C’est avec une narration convenue et des ressorts scénaristiques prévisibles que Mili nous fait vivre la tragédie qui la frappe un beau jour alors qu’elle finit sa journée de travail à minuit, dans la chambre froide de son fast-food.
Les histoires de personnes enfermées dans les chambres froides sont extrêmement difficiles à raconter autrement que le fait Mili avec une partie drame continu (le pdv de mili) et l’enquête de celles et ceux qui cherchent à la retrouver pour la sauver.

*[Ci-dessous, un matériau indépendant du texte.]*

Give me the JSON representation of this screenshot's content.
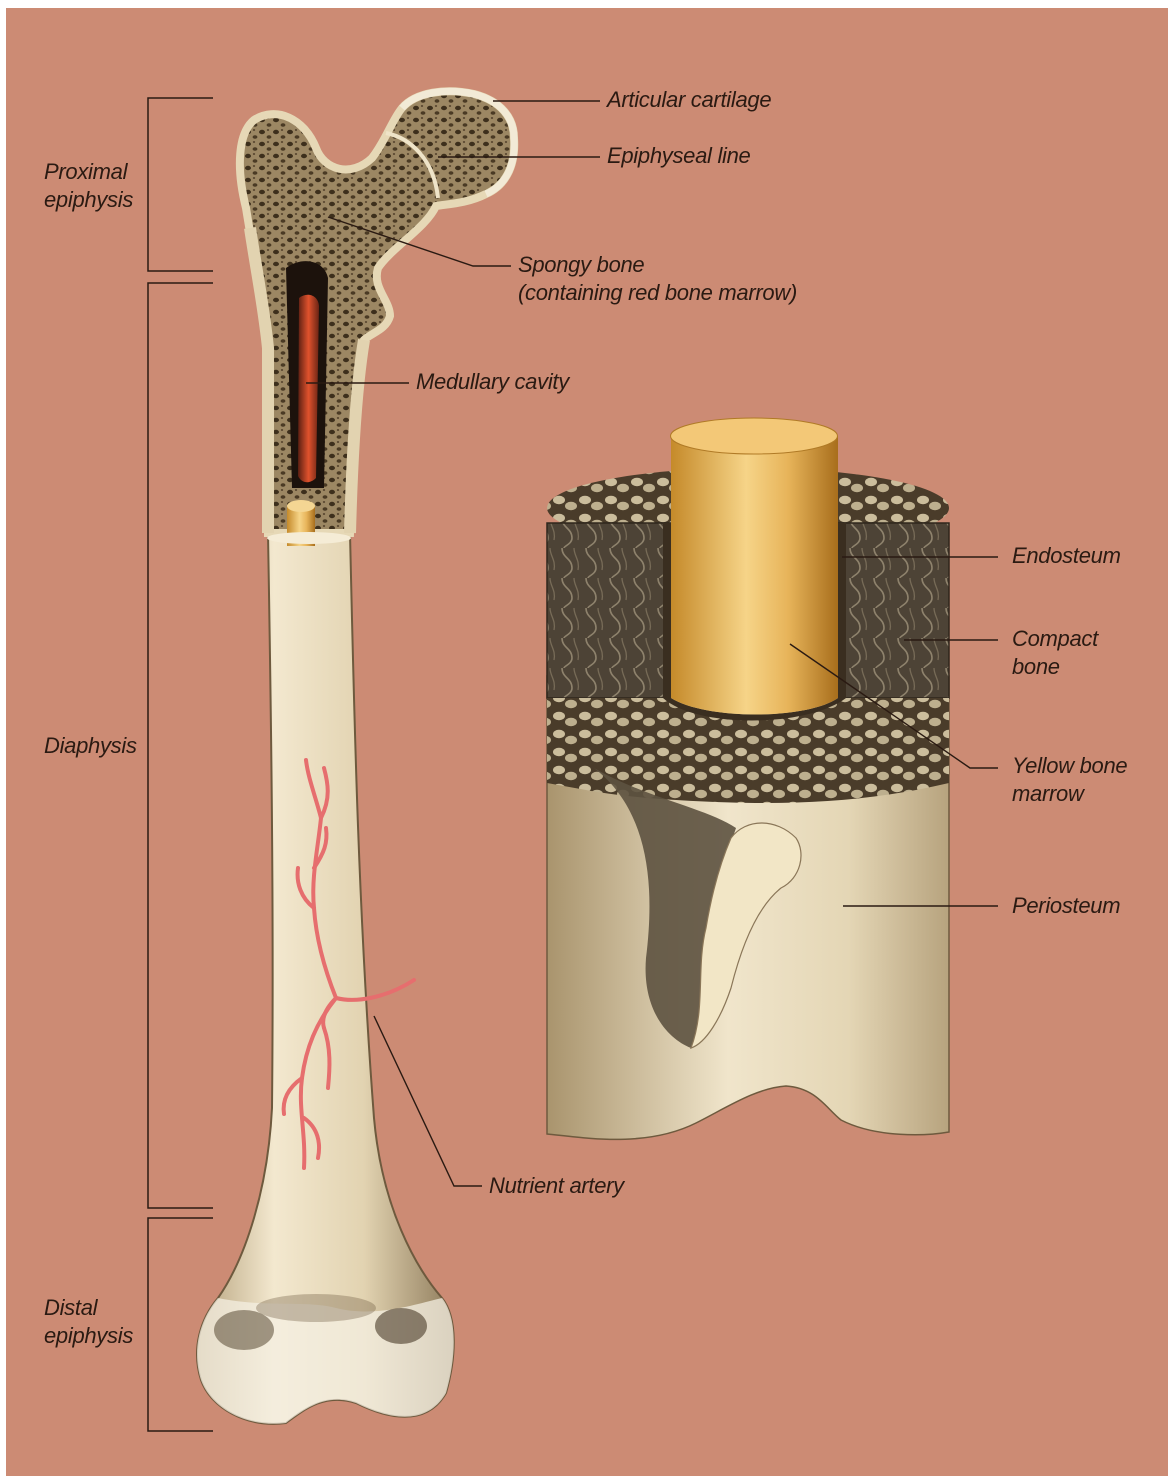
{
  "colors": {
    "background": "#cc8b74",
    "bone": "#e9dcc0",
    "bone_shadow": "#8a7658",
    "spongy": "#8d7a55",
    "red_marrow": "#c8402a",
    "yellow_marrow": "#e0a840",
    "artery": "#e66e6e",
    "lines": "#2a1a12"
  },
  "regions": {
    "proximal_epiphysis": [
      "Proximal",
      "epiphysis"
    ],
    "diaphysis": "Diaphysis",
    "distal_epiphysis": [
      "Distal",
      "epiphysis"
    ]
  },
  "labels": {
    "articular_cartilage": "Articular cartilage",
    "epiphyseal_line": "Epiphyseal line",
    "spongy_bone": [
      "Spongy bone",
      "(containing red bone marrow)"
    ],
    "medullary_cavity": "Medullary cavity",
    "nutrient_artery": "Nutrient artery",
    "endosteum": "Endosteum",
    "compact_bone": [
      "Compact",
      "bone"
    ],
    "yellow_bone_marrow": [
      "Yellow bone",
      "marrow"
    ],
    "periosteum": "Periosteum"
  }
}
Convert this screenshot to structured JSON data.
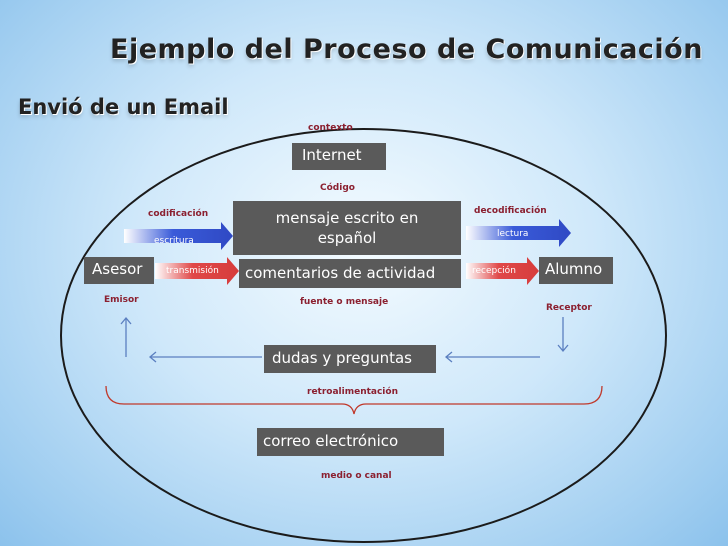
{
  "title": "Ejemplo del Proceso de Comunicación",
  "subtitle": "Envió de un Email",
  "diagram": {
    "context_label": "contexto",
    "context_box": "Internet",
    "code_label": "Código",
    "message_box_line1": "mensaje escrito en",
    "message_box_line2": "español",
    "source_box": "comentarios de actividad",
    "source_label": "fuente o mensaje",
    "sender_box": "Asesor",
    "sender_label": "Emisor",
    "receiver_box": "Alumno",
    "receiver_label": "Receptor",
    "encoding_label": "codificación",
    "writing_arrow": "escritura",
    "transmission_arrow": "transmisión",
    "decoding_label": "decodificación",
    "reading_arrow": "lectura",
    "reception_arrow": "recepción",
    "feedback_box": "dudas y preguntas",
    "feedback_label": "retroalimentación",
    "medium_box": "correo electrónico",
    "medium_label": "medio o canal"
  },
  "colors": {
    "box": "#5a5a5a",
    "arrow_blue": "#4a63d6",
    "arrow_red": "#e04a4a",
    "label_red": "#8b2030",
    "bracket": "#c0392b"
  }
}
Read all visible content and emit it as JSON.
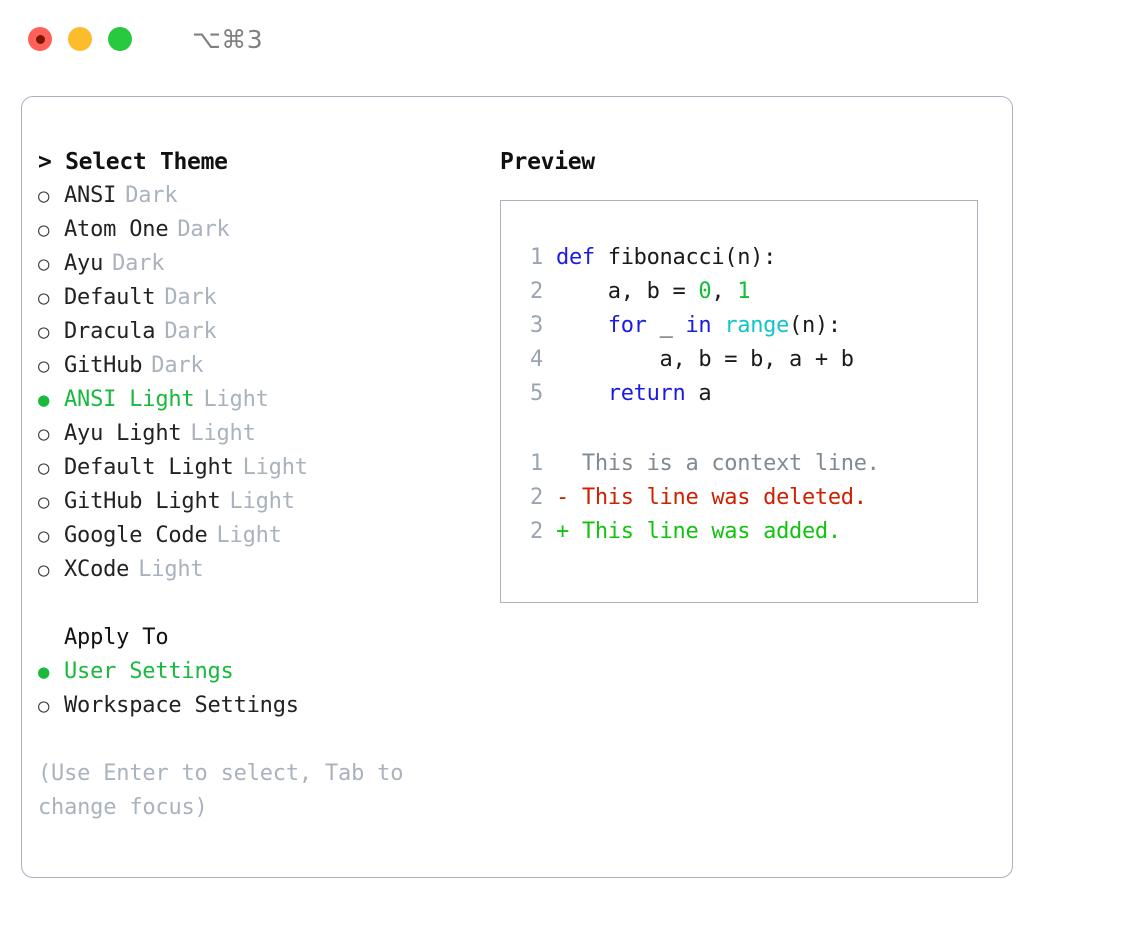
{
  "titlebar": {
    "dots": [
      {
        "name": "close-button",
        "color": "#ff6058"
      },
      {
        "name": "minimize-button",
        "color": "#fcbc2e"
      },
      {
        "name": "maximize-button",
        "color": "#28c83f"
      }
    ],
    "shortcut": "⌥⌘3"
  },
  "theme_picker": {
    "heading_caret": ">",
    "heading": "Select Theme",
    "selected_bullet": "●",
    "unselected_bullet": "○",
    "selected_color": "#18b93c",
    "badge_color": "#a9b2bd",
    "items": [
      {
        "bullet": "○",
        "label": "ANSI",
        "badge": "Dark",
        "selected": false
      },
      {
        "bullet": "○",
        "label": "Atom One",
        "badge": "Dark",
        "selected": false
      },
      {
        "bullet": "○",
        "label": "Ayu",
        "badge": "Dark",
        "selected": false
      },
      {
        "bullet": "○",
        "label": "Default",
        "badge": "Dark",
        "selected": false
      },
      {
        "bullet": "○",
        "label": "Dracula",
        "badge": "Dark",
        "selected": false
      },
      {
        "bullet": "○",
        "label": "GitHub",
        "badge": "Dark",
        "selected": false
      },
      {
        "bullet": "●",
        "label": "ANSI Light",
        "badge": "Light",
        "selected": true
      },
      {
        "bullet": "○",
        "label": "Ayu Light",
        "badge": "Light",
        "selected": false
      },
      {
        "bullet": "○",
        "label": "Default Light",
        "badge": "Light",
        "selected": false
      },
      {
        "bullet": "○",
        "label": "GitHub Light",
        "badge": "Light",
        "selected": false
      },
      {
        "bullet": "○",
        "label": "Google Code",
        "badge": "Light",
        "selected": false
      },
      {
        "bullet": "○",
        "label": "XCode",
        "badge": "Light",
        "selected": false
      }
    ]
  },
  "apply_to": {
    "title": "Apply To",
    "items": [
      {
        "bullet": "●",
        "label": "User Settings",
        "selected": true
      },
      {
        "bullet": "○",
        "label": "Workspace Settings",
        "selected": false
      }
    ]
  },
  "hint": "(Use Enter to select, Tab to change focus)",
  "preview": {
    "title": "Preview",
    "code_lines": [
      {
        "no": "1",
        "tokens": [
          {
            "t": "def ",
            "c": "tok-kw"
          },
          {
            "t": "fibonacci(n):",
            "c": "tok-plain"
          }
        ]
      },
      {
        "no": "2",
        "tokens": [
          {
            "t": "    a, b = ",
            "c": "tok-plain"
          },
          {
            "t": "0",
            "c": "tok-num"
          },
          {
            "t": ", ",
            "c": "tok-plain"
          },
          {
            "t": "1",
            "c": "tok-num"
          }
        ]
      },
      {
        "no": "3",
        "tokens": [
          {
            "t": "    ",
            "c": "tok-plain"
          },
          {
            "t": "for",
            "c": "tok-kw"
          },
          {
            "t": " _ ",
            "c": "tok-plain"
          },
          {
            "t": "in",
            "c": "tok-kw"
          },
          {
            "t": " ",
            "c": "tok-plain"
          },
          {
            "t": "range",
            "c": "tok-fn"
          },
          {
            "t": "(n):",
            "c": "tok-plain"
          }
        ]
      },
      {
        "no": "4",
        "tokens": [
          {
            "t": "        a, b = b, a + b",
            "c": "tok-plain"
          }
        ]
      },
      {
        "no": "5",
        "tokens": [
          {
            "t": "    ",
            "c": "tok-plain"
          },
          {
            "t": "return",
            "c": "tok-kw"
          },
          {
            "t": " a",
            "c": "tok-plain"
          }
        ]
      }
    ],
    "diff_lines": [
      {
        "no": "1",
        "tokens": [
          {
            "t": "  This is a context line.",
            "c": "diff-ctx"
          }
        ]
      },
      {
        "no": "2",
        "tokens": [
          {
            "t": "- This line was deleted.",
            "c": "diff-del"
          }
        ]
      },
      {
        "no": "2",
        "tokens": [
          {
            "t": "+ This line was added.",
            "c": "diff-add"
          }
        ]
      }
    ]
  }
}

Même s’il est possible de transformer le scénario pour tomber dans moins de cliché (CF le court-métrage de swann périssé), je ne pense pas que le problème de Mili se trouve là-dedans. Son principal défaut est sa réalisation et la structure de son récit: comment vivre les moments de désespoir de Mili si ces derniers sont soit constamment embelli par le merveilleux comparatif entre elle et le rat venu se nourrir des provisions du restaurant soit constamment coupé par des séquences de clipshow qui nous prive de vivre certaines tragédies pleinement (typiquement le moment où elle s’arrache la peau de son bras), tragédie qui, comble de l’ironie, sont bien trouvées.
Une réalisation qui s’entête et qui s’essaye à des espèces de backflips qui malheureusement viennent transformer un film thriller en simple histoire dont on se voit dessiner la silhouette assez vite.
C’est bien dommage. Mais pas désagréable pour autant.